Several factors are driving the companies in their race to establish their market share in the renewable energy marketplace, including:

  • Naturally occurring, renewable energy sources provide oil companies with a hedge against unpredictable, even volatile, oil and gas commodity prices.
  • A small yet growing percentage of investors are demanding that the petroleum industry strive toward sustainable energy sources.
  • Under the Kyoto Protocol, Canada is committed to reducing its greenhouse gases (GHG) emissions to 6 percent below 1990 levels by 2008-12.

When BP introduced the new brand name "beyond petroleum" in July 2000, many saw it as a clever marketing ploy -- but BP Solar, the world's largest manufacturer and provider of solar photovoltaic energy, now operates in 160 countries worldwide, and is enjoying annual growth rates that exceed 30 percent.

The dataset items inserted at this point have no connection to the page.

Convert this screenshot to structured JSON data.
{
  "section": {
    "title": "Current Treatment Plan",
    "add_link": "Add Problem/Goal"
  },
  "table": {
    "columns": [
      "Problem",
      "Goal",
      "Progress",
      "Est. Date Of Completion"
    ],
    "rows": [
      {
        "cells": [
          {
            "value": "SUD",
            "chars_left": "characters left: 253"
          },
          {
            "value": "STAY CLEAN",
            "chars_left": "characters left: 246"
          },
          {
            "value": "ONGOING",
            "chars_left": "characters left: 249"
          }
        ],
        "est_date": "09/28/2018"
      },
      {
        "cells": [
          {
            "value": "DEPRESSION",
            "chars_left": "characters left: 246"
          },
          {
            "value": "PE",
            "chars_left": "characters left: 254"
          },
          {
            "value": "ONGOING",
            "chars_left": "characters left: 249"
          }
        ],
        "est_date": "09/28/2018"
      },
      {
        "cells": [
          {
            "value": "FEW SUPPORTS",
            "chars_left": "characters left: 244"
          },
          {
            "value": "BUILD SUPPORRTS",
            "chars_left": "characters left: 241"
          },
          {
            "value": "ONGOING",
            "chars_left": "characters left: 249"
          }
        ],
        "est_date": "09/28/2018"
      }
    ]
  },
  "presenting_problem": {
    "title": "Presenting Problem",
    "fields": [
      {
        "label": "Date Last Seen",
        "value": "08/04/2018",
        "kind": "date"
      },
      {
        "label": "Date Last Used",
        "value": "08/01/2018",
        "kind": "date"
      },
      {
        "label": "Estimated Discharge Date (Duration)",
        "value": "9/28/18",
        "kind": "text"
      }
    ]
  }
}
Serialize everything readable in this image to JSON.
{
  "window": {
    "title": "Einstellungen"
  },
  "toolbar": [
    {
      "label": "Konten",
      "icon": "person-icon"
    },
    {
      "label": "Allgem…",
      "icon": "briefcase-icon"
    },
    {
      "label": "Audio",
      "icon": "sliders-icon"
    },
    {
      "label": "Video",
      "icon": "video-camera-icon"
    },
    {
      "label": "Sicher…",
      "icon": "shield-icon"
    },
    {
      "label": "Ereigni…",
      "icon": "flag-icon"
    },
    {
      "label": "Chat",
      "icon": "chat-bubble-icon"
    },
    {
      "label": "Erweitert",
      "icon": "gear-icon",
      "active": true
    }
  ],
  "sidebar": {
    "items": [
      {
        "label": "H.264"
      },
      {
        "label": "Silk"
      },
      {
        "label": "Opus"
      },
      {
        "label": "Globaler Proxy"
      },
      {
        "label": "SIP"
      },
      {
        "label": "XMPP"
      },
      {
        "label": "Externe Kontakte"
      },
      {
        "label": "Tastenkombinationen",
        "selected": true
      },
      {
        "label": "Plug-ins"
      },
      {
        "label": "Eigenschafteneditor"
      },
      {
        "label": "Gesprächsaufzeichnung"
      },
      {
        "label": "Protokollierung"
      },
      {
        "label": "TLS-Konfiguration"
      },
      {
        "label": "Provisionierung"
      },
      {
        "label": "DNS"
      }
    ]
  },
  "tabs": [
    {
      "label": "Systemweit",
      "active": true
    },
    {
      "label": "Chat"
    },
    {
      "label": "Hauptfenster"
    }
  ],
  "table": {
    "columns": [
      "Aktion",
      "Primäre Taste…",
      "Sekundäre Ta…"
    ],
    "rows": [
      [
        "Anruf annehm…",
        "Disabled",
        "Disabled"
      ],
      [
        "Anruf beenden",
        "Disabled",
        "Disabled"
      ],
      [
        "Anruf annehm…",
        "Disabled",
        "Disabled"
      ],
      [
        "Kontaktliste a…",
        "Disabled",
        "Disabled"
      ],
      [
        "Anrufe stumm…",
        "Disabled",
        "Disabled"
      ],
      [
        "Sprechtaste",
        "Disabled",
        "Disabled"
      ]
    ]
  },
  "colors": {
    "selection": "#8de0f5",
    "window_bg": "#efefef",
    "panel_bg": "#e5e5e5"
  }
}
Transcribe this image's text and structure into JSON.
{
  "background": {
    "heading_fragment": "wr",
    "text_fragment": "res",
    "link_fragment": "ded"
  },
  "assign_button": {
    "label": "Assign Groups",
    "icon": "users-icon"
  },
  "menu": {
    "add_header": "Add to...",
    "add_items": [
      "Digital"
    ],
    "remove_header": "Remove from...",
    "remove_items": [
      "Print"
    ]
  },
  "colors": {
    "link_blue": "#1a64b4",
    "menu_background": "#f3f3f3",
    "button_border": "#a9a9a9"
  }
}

Calgary-based Suncor Energy Inc. entered the renewable and alternative energy business in January 2000, with an announcement to spend $100 million during the next five years. Two years later, Suncor began generating "green" electricity at the SunBridge Wind Power Project at Gull Lake, Saskatchewan.

The wind farm represents a $22 C million, 50/50 partnership between Suncor and Enbridge Inc. The project involved a 10-year, $12.4 million agreement between the federal government and SaskPower, designed to supply renewable energy to Saskatchewan.

In 2004, Suncor commissioned the $48 C million McGrath Wind Power Project in southern Alberta. At Magrath, 20 turbines produce 30 megawatts of power, and generate projected carbon dioxide offsets of 82,000 tons per year. Suncor's partners are Enbridge and EHN Wind Power Canada.

Suncor's total green generating capacity now stands at 41 megawatts.

In April, Suncor announced that it planned to build its second wind farm in southern Alberta. The 30-megawatt Chin Chute Wind Power Project will include approximately 20 wind turbines built across 1,440 acres of leased private land.

By producing eco-friendly sources of energy that would have otherwise been generated by burning fossil fuels, companies like Suncor can generate GHG emissions credits. Such credits could be used to offset, for example, the amount of GHGs created by Suncor's energy-intensive mining, refining and upgrading of oil sands in Fort McMurray, Alberta.